Il Primitivo Dolce Naturale, nonostante il successo dei suoi ‘fratelli secchi’ Primitivo di Manduria doc e Primitivo di Manduria doc riserva, vanta di un posto speciale tra i vini italiani. Raggiunge il clou con il cioccolato fondente, in particolare con quello ad alte percentuali di cacao perché l’equilibrio tra amaro e il sapore dolce e distintivo del Primitivo, formano una coppia inseparabile, senza che né uno né l’altro cedano.

Il Consorzio di Tutela del Primitivo di Manduria è nato nel 1998 con una partenza di dieci aziende tra cooperative e private e ha ottenuto il riconoscimento legislativo nel 2002. Sono circa 3.140 ettari i vigneti che costituiscono la denominazione del Primitivo di Manduria e 18 i comuni tra Taranto e Brindisi che producono Primitivo di Manduria.
Oggi il Consorzio di Tutela è composto da 44 aziende che vinificano ed imbottigliano e da oltre 900 soci viticoltori.
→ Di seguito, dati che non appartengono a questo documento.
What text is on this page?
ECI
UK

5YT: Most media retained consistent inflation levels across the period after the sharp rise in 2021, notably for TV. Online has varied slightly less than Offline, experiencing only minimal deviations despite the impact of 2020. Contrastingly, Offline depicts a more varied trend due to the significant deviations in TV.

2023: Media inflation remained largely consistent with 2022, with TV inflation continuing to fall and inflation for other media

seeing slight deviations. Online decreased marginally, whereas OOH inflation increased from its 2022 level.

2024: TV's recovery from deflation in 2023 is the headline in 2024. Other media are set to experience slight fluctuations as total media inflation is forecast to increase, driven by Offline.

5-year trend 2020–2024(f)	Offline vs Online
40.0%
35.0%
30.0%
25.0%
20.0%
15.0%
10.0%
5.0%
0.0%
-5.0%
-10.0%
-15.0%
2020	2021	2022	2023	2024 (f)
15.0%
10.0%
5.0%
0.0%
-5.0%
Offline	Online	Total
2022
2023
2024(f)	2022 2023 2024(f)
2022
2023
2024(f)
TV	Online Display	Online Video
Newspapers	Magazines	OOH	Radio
Nell’area di Manduria il clima temperato, dalle lunghe estati calde e dai miti inverni, caratterizzati da scarsa piovosità e nevosità, permette il proliferare della macchia mediterranea minimamente bisognosa di acqua, oltre che di un’agricoltura viticola fiorente.
In questo contesto climatico, su terreni calcarei e argillosi, in parte battuti da leggere brezze marine, trova il suo habitat naturale il Primitivo, che porta con sé nel bicchiere i profumi e le suggestioni storiche di un territorio tutto da scoprire.